Many of the stories deal with blurred lines between fantasy and reality, where superstition and belief end up with their own kind of practicality. As someone with OCD who struggles with compulsions and magical thinking, these stories were deeply compelling to me. The collection is cohesive in tone while ranging through a variety of settings and many kinds of queerness. They're usually first person narratives, which wholly inhabit a different way of thinking about things in each story, all while remaining extremely accessible and evocative.
"The Devil Lives Here" is a strong opening to the collection, establishing the overall fever-dream tone and precarious sense of existence which undergirds the rest of the stories. "The Free Orcs of Cascadia" is one of the strangest, most moving stories I’ve read in a while.
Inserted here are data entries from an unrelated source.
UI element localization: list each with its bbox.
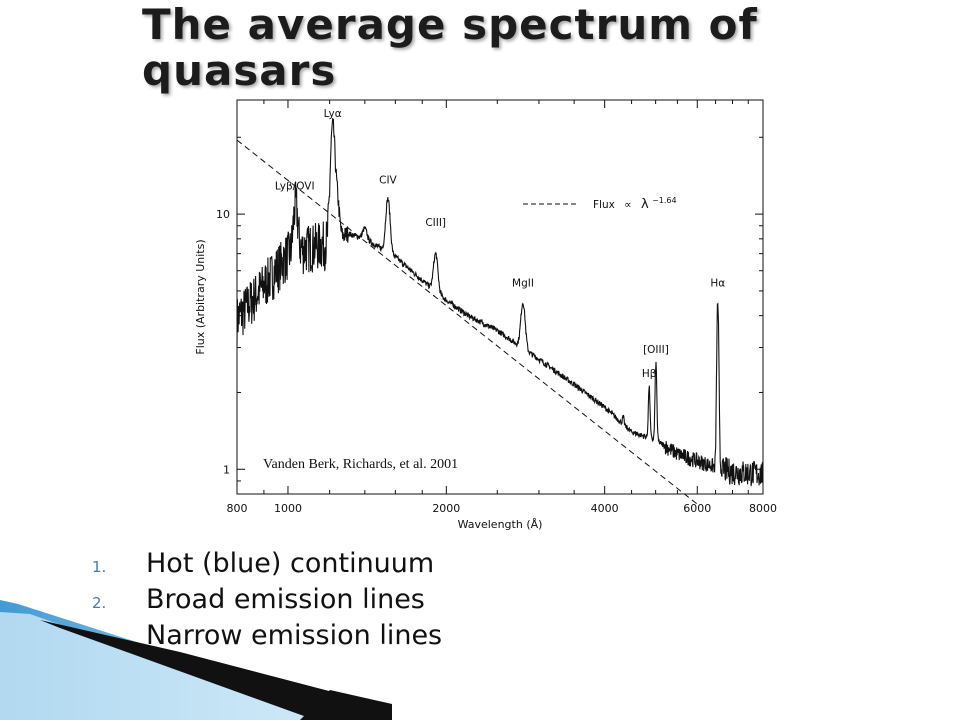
x-tick-label: 8000	[749, 502, 777, 515]
emission-line-label: CIV	[379, 174, 397, 186]
emission-line-label: MgII	[512, 278, 534, 290]
bullet-text: Narrow emission lines	[146, 620, 443, 651]
spectrum-series	[236, 118, 764, 487]
bullet-list: 1. Hot (blue) continuum 2. Broad emission …	[92, 548, 442, 656]
legend: Flux ∝ λ −1.64	[523, 196, 677, 212]
legend-label: Flux ∝ λ −1.64	[593, 196, 677, 212]
x-tick-label: 2000	[432, 502, 460, 515]
x-tick-label: 6000	[683, 502, 711, 515]
y-tick-label: 10	[216, 208, 230, 221]
x-axis-label: Wavelength (Å)	[458, 518, 543, 530]
x-tick-label: 1000	[274, 502, 302, 515]
spectrum-chart: 800 1000 2000 4000 6000 8000 1 10 Lyα Lyβ/OVI CIV…	[194, 99, 777, 530]
x-tick-label: 800	[227, 502, 248, 515]
emission-line-label: Lyα	[324, 108, 342, 120]
legend-prefix: Flux	[593, 199, 615, 211]
emission-line-label: Hβ	[642, 368, 657, 380]
y-tick-label: 1	[223, 463, 230, 476]
legend-symbol: ∝	[624, 199, 632, 211]
bullet-item-3: Narrow emission lines	[92, 620, 442, 656]
powerlaw-fit	[236, 139, 698, 505]
x-tick-label: 4000	[591, 502, 619, 515]
spectrum-line	[236, 118, 764, 487]
emission-line-label: Hα	[710, 278, 725, 290]
legend-exponent: −1.64	[652, 196, 677, 205]
plot-frame	[236, 99, 764, 495]
arrow-head	[300, 690, 392, 720]
emission-line-label: [OIII]	[643, 344, 669, 356]
bullet-item-2: 2. Broad emission lines	[92, 584, 442, 620]
powerlaw-line	[236, 139, 698, 505]
axis-ticks: 800 1000 2000 4000 6000 8000 1 10	[216, 100, 777, 515]
legend-power: λ	[641, 197, 649, 212]
emission-line-label: CIII]	[425, 217, 446, 229]
y-axis-label: Flux (Arbitrary Units)	[194, 239, 207, 354]
line-labels: Lyα Lyβ/OVI CIV CIII] MgII [OIII] Hβ Hα	[275, 108, 725, 380]
slide-title: The average spectrum of quasars	[142, 0, 758, 95]
bullet-number: 1.	[92, 558, 107, 576]
bullet-text: Hot (blue) continuum	[146, 548, 435, 579]
bullet-text: Broad emission lines	[146, 584, 425, 615]
chart-credit: Vanden Berk, Richards, et al. 2001	[263, 457, 458, 472]
plot-border	[236, 99, 764, 495]
bullet-number: 2.	[92, 594, 107, 612]
emission-line-label: Lyβ/OVI	[275, 180, 315, 192]
bullet-item-1: 1. Hot (blue) continuum	[92, 548, 442, 584]
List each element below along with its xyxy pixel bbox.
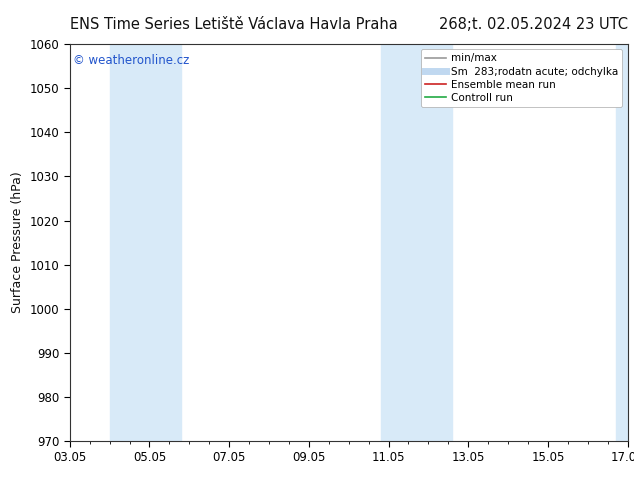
Bar bbox=[380, 44, 452, 441]
Text: 268;t. 02.05.2024 23 UTC: 268;t. 02.05.2024 23 UTC bbox=[439, 17, 628, 32]
Text: ENS Time Series Letiště Václava Havla Praha: ENS Time Series Letiště Václava Havla Pr… bbox=[70, 17, 398, 32]
Text: © weatheronline.cz: © weatheronline.cz bbox=[72, 54, 189, 67]
Bar bbox=[616, 44, 628, 441]
Bar bbox=[110, 44, 181, 441]
Legend: min/max, Sm  283;rodatn acute; odchylka, Ensemble mean run, Controll run: min/max, Sm 283;rodatn acute; odchylka, … bbox=[421, 49, 623, 107]
Y-axis label: Surface Pressure (hPa): Surface Pressure (hPa) bbox=[11, 172, 24, 314]
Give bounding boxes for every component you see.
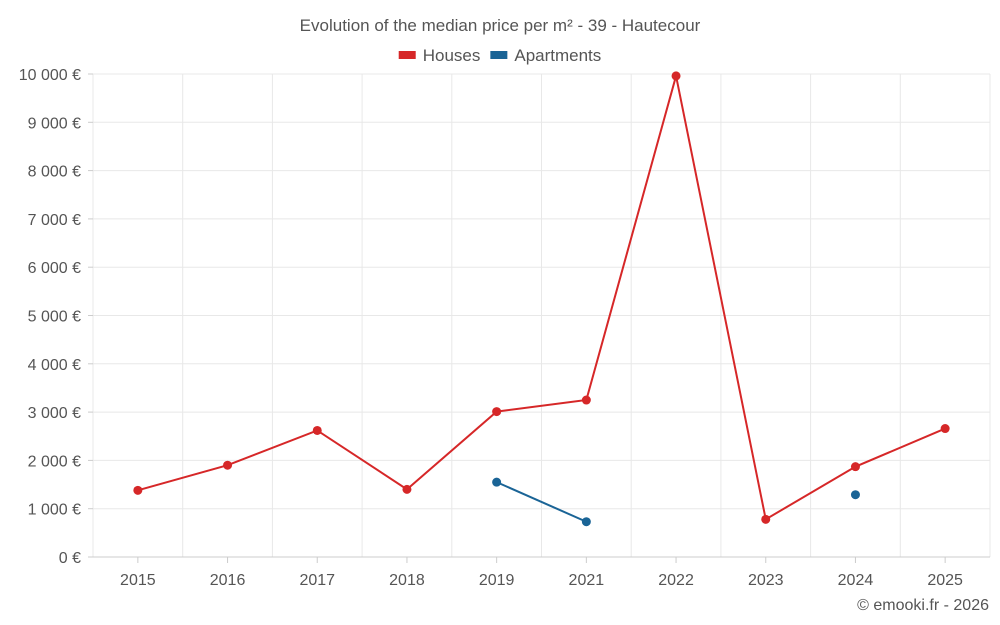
x-axis-ticks: 2015 2016 2017 2018 2019 2021 2022 2023 2024 2025 bbox=[120, 557, 963, 589]
x-tick-label: 2024 bbox=[838, 572, 874, 589]
y-tick-label: 0 € bbox=[59, 550, 81, 567]
y-tick-label: 4 000 € bbox=[28, 357, 81, 374]
x-tick-label: 2023 bbox=[748, 572, 784, 589]
x-tick-label: 2017 bbox=[299, 572, 335, 589]
y-tick-label: 8 000 € bbox=[28, 164, 81, 181]
apartments-point[interactable] bbox=[492, 477, 502, 487]
houses-point[interactable] bbox=[761, 514, 771, 524]
y-tick-label: 9 000 € bbox=[28, 115, 81, 132]
credit-text: © emooki.fr - 2026 bbox=[857, 597, 989, 614]
houses-point[interactable] bbox=[581, 395, 591, 405]
grid-lines bbox=[92, 73, 991, 558]
houses-point[interactable] bbox=[492, 407, 502, 417]
houses-point[interactable] bbox=[223, 460, 233, 470]
x-tick-label: 2021 bbox=[569, 572, 605, 589]
y-tick-label: 6 000 € bbox=[28, 260, 81, 277]
x-tick-label: 2022 bbox=[658, 572, 694, 589]
legend-label: Houses bbox=[423, 46, 481, 65]
y-axis-ticks: 0 € 1 000 € 2 000 € 3 000 € 4 000 € 5 000 € 6 … bbox=[19, 67, 93, 567]
series-group bbox=[133, 71, 950, 527]
x-tick-label: 2015 bbox=[120, 572, 156, 589]
legend-item-apartments[interactable]: Apartments bbox=[490, 46, 601, 65]
apartments-point[interactable] bbox=[850, 490, 860, 500]
y-tick-label: 2 000 € bbox=[28, 453, 81, 470]
legend-swatch bbox=[398, 51, 416, 59]
legend-item-houses[interactable]: Houses bbox=[398, 46, 481, 65]
houses-point[interactable] bbox=[312, 425, 322, 435]
apartments-series-line bbox=[496, 481, 587, 523]
chart-title: Evolution of the median price per m² - 3… bbox=[300, 16, 701, 35]
x-tick-label: 2018 bbox=[389, 572, 425, 589]
x-tick-label: 2016 bbox=[210, 572, 246, 589]
y-tick-label: 10 000 € bbox=[19, 67, 81, 84]
apartments-point[interactable] bbox=[581, 517, 591, 527]
x-tick-label: 2019 bbox=[479, 572, 515, 589]
houses-point[interactable] bbox=[850, 462, 860, 472]
y-tick-label: 1 000 € bbox=[28, 502, 81, 519]
houses-point[interactable] bbox=[133, 485, 143, 495]
houses-point[interactable] bbox=[402, 484, 412, 494]
y-tick-label: 5 000 € bbox=[28, 309, 81, 326]
legend-swatch bbox=[490, 51, 508, 59]
x-tick-label: 2025 bbox=[927, 572, 963, 589]
legend-label: Apartments bbox=[514, 46, 601, 65]
houses-point[interactable] bbox=[940, 424, 950, 434]
y-tick-label: 7 000 € bbox=[28, 212, 81, 229]
houses-series-line bbox=[137, 75, 946, 521]
houses-point[interactable] bbox=[671, 71, 681, 81]
legend[interactable]: Houses Apartments bbox=[398, 46, 602, 65]
y-tick-label: 3 000 € bbox=[28, 405, 81, 422]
It’s part narrative, part interview with an orc in a permanent LARP community. It’s a story of fighting against fascism and figuring out what it means to defend the idea of a community as well as the literal people within it. I’ll be thinking about Golfimbul for a long time. I also particularly enjoyed "Everything that Isn't Winter" and “We Who Will Destroy the Future”. Every story gave me several things to ponder, and they shook some unconscious assumptions about the bounds of what could happen in stories, how far the narratives could stretch in such a small space.
I discovered Margaret Killjoy's work through her appearances on Behind the Bastards and other podcasts (she currently hosts Cool People Who Did Cool Stuff). The focus on community and queer anarchism which is an integral part of those shows is fundamental to the stories in this collection, each in their own way.
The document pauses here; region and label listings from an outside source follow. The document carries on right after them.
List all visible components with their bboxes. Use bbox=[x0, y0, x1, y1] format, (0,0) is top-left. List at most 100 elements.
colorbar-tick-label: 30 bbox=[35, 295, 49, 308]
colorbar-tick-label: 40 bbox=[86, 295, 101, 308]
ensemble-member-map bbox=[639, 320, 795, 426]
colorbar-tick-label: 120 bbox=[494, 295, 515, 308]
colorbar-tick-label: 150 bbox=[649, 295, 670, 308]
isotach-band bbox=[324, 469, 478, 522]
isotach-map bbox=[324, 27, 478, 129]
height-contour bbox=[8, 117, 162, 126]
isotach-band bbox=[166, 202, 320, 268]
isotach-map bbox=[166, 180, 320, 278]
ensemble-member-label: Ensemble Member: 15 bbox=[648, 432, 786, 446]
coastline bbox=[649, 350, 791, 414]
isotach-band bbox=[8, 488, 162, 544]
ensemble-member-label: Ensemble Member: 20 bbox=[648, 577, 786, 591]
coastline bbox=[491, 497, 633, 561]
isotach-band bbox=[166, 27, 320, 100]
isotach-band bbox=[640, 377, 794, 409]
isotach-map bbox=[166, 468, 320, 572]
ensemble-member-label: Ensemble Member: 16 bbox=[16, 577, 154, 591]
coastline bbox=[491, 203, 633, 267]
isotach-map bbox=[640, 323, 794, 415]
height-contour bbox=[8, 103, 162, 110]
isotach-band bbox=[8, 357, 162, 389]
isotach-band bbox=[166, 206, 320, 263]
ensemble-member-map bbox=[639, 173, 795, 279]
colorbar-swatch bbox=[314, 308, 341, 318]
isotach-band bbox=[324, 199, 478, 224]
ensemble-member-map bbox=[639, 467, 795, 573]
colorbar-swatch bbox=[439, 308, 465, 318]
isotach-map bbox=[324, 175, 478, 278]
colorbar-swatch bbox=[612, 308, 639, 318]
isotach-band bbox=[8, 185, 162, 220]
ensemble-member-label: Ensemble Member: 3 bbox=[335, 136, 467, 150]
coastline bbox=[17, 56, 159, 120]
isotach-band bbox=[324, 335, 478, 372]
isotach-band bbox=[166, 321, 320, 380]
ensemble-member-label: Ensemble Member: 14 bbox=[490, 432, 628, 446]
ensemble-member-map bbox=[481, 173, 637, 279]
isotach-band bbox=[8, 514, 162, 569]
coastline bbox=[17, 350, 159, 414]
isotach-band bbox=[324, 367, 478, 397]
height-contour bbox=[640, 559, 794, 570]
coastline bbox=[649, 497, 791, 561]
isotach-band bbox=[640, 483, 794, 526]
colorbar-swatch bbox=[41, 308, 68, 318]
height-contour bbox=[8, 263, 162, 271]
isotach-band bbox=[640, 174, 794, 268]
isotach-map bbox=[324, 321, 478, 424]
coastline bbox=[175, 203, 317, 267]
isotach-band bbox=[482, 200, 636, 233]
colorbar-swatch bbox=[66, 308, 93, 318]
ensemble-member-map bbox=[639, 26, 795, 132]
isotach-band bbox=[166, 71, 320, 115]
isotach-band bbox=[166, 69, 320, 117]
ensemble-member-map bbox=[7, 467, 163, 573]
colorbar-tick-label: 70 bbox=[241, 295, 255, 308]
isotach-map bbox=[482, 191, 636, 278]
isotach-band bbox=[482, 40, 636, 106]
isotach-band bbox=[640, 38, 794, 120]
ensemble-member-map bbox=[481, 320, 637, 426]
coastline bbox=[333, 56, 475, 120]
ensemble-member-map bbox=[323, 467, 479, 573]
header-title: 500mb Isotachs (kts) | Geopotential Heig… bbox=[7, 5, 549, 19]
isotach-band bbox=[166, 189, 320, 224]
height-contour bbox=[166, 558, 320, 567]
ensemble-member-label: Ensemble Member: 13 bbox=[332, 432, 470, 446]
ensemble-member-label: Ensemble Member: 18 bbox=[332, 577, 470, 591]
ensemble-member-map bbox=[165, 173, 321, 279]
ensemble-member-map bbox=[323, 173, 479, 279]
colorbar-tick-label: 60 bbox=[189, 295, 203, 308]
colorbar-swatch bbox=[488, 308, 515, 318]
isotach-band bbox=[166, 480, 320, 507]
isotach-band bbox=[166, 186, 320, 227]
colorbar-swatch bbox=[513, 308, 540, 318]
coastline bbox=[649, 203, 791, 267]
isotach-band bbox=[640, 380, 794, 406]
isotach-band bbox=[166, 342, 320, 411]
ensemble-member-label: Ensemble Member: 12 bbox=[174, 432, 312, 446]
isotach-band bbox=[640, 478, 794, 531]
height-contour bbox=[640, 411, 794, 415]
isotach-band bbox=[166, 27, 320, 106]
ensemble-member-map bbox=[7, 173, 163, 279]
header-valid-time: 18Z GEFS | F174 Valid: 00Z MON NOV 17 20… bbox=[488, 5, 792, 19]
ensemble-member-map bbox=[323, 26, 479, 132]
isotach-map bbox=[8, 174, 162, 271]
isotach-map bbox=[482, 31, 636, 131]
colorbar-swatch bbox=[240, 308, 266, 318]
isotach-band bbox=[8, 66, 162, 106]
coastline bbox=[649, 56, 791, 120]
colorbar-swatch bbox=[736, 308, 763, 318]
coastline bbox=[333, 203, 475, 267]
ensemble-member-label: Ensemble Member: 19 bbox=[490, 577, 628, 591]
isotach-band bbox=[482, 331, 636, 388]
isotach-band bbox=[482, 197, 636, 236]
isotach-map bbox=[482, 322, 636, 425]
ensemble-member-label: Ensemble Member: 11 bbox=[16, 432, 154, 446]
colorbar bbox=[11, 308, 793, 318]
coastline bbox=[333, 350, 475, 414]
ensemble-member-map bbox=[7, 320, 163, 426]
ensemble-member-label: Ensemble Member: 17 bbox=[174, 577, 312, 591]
“The Devil Lives Here” - Minor CW for injury detail, child death.
“The Free Orcs of Cascadia” - Moderate CW for cursing, blood, violence, murder, death. Minor CW for racism.
“Not One of Us Will Survive the Fog” - Moderate CW for grief, child death, death. Minor CW for antisemitism, homophobia, lesbophobia.
“One Star” - Moderate CW for confinement, car accident. Minor CW for injury detail, suicidal thoughts, death, animal death.
“We Won’t Be Here Tomorrow” - Moderate CW for cursing, drug use, blood, gun violence, murder, death. Minor CW for panic attacks, fire/fire injury, suicide, parental death, child death.
“The Fortunate Death of Jonathan Sandelson” - Moderate CW for cursing, grief, stalking, blood, gun violence, car accident, murder, child death, death.
“Imagine A World So Forgiving” - Moderate CW for cursing, confinement, blood, gore, violence, gun violence, injury detail, murder, animal death, death. Minor CW for vomit.
“Everything That Isn’t Winter” - Moderate CW for drug use, fire, excrement, blood, gore, gun violence, murder, death. Minor CW for sexual content.
“Into the Gray” - Moderate CW for sexual content, blood, violence, body horror, murder, death.
“The Bones of Children” - Moderate CW for transphobia, racism, blood, gore, child death, death.
“Mary Marrow” - Moderate CW for blood, murder, death. Minor CW for violence, cannibalism, suicide, child death, parental death.
“Beyond Sapphire Glass” - Moderate CW for grief, sexual content, suicide, death.
“The Northern Host” - Moderate CW for grief, cursing, racism, violence, gun violence, war, death.
“Malediction” - Moderate CW for grief, cursing, sexual content, alcohol, excrement, blood, violence, gun violence, injury detail, suicide, suicidal thoughts, animal death, death.
“Invisible People” - Moderate CW for violence, gun violence, police brutality. Minor CW for cancer, terminal illness, pandemic, death.
“We Who Will Destroy the Future” - Moderate CW for alcohol, excrement, gun violence, murder, death.
“Men of the Ashen Morrow” - Moderate CW for grief, cursing, blood, violence, animal death, death.
“A Reasonable Place If You’re Careful” - Moderate CW for animal death, death.
“The Name of the Forest” - Moderate CW for cursing, grief, sexual content, tick swarm, fire/fire injury, police brutality, gun violence, murder, suicidal thoughts, death.
“It Bleeds, It Burrows, It Breaks the Bone” - Moderate CW for deadnaming, blood, sexual harassment, fire/fire injury, murder, suicide, death.
“The Thirty-Seven Marble Steps” - Moderate CW for kidnapping, confinement, animal death, child death, death.